А вокруг ротора первой турбины началась лихорадочная суета. Не глядя друг другу в глаза,
Валя вела кран к указанному ей месту, с удивлением стараясь понять, что там происходит.
Возбужденная, с красными пятнами на щеках, стояла в центральном пролете Аня Карцева. Она тоже косилась на ворота и замирала каждый раз, когда калитка открывалась: не краснознаменцы ли? Она поняла, что решили сделать Любимов и Гаршин, и как-то не задумывалась, хорошо это или плохо. Она думала только о том, что план — стахановский план, которого они все так добивались! — под угрозой, что будет ужасно, если делегатов Краснознаменска придется встретить такой горькой новостью... что, наверно, потом как-нибудь быстро наверстают...
Когда кран поднял и медленно понес через цех многотонную махину ротора, поблескивающую отполированными поверхностями вала и массивных колес, Аня мысленно торопила крановщицу: «Ну скорее, Валечка, милая, скорее!» — и дрожала от нетерпения, потому что кран полз медленно и настороженно, с тяжким скрежетом.
Втулка, предназначенная для третьей турбины, была на термической обработке, и Полозов убежал в термический цех выяснять, когда ее подадут, а заодно отругаться по поводу брака.

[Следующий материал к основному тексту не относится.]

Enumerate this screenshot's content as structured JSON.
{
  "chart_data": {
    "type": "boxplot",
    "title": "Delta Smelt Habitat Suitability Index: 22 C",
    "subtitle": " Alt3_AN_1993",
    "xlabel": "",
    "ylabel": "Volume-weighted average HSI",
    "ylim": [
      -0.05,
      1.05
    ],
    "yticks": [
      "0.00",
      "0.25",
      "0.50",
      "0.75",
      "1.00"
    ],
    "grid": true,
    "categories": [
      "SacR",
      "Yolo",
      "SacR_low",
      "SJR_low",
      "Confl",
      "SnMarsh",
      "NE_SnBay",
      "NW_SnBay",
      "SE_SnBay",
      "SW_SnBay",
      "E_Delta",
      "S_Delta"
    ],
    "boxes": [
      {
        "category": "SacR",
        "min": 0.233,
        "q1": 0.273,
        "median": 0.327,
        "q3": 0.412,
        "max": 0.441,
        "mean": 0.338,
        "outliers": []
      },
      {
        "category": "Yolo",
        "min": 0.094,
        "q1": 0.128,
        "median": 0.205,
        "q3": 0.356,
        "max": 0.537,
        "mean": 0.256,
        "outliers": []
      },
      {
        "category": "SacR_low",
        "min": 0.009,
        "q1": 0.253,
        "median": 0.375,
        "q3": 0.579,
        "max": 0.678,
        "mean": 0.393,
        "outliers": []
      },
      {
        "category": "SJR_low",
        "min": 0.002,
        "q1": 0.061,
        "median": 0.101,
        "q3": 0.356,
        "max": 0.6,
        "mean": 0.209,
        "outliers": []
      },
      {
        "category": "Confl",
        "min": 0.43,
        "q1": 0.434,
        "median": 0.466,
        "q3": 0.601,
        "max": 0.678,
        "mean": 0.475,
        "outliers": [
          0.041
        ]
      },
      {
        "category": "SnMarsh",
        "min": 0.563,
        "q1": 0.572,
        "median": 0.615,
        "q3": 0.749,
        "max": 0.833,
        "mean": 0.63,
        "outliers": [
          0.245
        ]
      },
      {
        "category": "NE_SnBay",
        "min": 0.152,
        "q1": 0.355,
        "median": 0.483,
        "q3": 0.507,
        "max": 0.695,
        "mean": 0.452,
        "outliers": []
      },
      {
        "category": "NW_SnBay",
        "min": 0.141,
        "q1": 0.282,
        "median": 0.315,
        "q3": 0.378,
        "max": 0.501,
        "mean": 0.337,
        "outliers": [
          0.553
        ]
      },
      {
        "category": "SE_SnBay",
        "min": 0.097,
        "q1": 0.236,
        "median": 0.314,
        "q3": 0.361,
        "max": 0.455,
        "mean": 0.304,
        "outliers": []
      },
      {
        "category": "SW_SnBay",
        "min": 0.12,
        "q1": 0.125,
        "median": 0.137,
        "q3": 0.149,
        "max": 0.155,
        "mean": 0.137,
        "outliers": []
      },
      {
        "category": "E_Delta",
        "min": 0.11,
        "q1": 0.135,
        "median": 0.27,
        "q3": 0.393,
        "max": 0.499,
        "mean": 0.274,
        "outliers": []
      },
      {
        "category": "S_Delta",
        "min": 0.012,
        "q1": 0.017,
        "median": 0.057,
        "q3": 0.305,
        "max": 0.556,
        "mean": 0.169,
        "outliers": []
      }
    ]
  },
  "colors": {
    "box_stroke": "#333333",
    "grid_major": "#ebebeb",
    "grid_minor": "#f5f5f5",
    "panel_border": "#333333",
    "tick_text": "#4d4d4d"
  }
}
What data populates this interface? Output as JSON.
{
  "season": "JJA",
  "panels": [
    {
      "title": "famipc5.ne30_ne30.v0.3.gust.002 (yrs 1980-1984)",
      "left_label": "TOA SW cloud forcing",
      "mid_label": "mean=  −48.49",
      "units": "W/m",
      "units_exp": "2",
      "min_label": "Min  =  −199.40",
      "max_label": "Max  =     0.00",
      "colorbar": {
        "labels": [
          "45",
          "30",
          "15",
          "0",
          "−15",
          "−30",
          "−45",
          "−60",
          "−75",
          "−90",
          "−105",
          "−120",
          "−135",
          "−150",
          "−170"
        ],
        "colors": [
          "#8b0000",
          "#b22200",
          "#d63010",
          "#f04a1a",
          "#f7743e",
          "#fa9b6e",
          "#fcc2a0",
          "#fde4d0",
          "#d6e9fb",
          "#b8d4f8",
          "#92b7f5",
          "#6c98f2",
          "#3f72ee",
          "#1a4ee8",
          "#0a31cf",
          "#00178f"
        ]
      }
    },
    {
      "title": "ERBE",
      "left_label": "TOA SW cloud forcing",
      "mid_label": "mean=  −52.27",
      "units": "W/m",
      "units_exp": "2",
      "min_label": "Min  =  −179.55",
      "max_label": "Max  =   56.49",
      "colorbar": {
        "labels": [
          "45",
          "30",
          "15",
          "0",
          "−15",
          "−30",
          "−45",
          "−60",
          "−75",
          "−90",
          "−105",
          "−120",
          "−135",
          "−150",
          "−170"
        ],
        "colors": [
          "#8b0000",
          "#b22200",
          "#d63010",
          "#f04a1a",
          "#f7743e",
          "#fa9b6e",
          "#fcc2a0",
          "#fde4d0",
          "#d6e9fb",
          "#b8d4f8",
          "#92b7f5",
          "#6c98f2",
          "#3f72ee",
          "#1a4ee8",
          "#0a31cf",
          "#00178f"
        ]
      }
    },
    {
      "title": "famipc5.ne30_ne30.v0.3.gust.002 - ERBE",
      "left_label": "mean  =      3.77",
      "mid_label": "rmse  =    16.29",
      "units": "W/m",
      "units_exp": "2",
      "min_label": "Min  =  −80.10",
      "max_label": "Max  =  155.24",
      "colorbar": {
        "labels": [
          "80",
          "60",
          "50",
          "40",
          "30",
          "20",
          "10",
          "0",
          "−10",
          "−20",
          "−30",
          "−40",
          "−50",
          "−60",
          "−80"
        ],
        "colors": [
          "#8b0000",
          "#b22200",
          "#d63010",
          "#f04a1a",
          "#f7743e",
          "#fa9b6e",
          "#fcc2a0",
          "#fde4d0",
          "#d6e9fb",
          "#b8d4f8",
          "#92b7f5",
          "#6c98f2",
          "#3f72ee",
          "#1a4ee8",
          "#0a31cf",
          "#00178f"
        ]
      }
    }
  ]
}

Ефим Кузьмич и Воробьев подсчитывали:
— Обработка токарная — двадцать часов, разметка и долбежка пазов — четыре часа, посадка — полтора-два часа, потом насадка муфты... проточка всего ротора...
— Как ни крути, а с момента, когда втулку подадут, — не меньше тридцати — сорока часов.
Тень от проплывающей над пролетом махины на минуту легла на их и без того сумрачные лица. Оба подняли головы и проводили взглядом медленно удаляющийся ротор.
— Да, так вот... — первым заговорил Ефим Кузьмич. — Если втулку подадут, ставлю лучших токарей в смены — Назарова, Пакулина...
Воробьев отвел глаза от ротора, плавно покачивавшегося на гигантском крюке, и неуверенно спросил:
— Может, и мне стать в ночь? А? После Назарова? Я попробую скоростным...
Ему очень хотелось сейчас же, немедленно стать к станку и целиком уйти в привычную, простую, до конца ясную работу. Лишь бы не идти туда, к балансировочному станку, где он будет вынужден или вмешаться, или своим молчаливым присутствием одобрить махинацию, придуманную Гаршиным. Он не имеет права отменить распоряжение начальника цеха, но и промолчать тоже не имеет права. И он с тоской представлял себе последствия своего вмешательства. Не ссору с Гаршиным и Любимовым — черт с ними! — не сложное обсуждение их поступка на партбюро, а может быть, и на парткоме... нет, он представлял себе, как весь завод облетит досадная новость: турбинный не сдаст к первому числу турбину, турбинный в хвосте всех цехов, из-за турбинного сорван стахановский план... Он представлял себе, как вот-вот появятся делегаты Краснознаменска, посланцы строителей, которым турбинщики дали торжественное социалистическое обязательство! — и надо будет сказать им: простите, подводим... Кто бы ни был виноват, а в итоге — спрос с турбинщиков!.. И, наконец, он представлял себе унылое настроение товарищей по цеху, когда на доске соревнования они увидят свой турбинный — на последнем месте, на черепахе.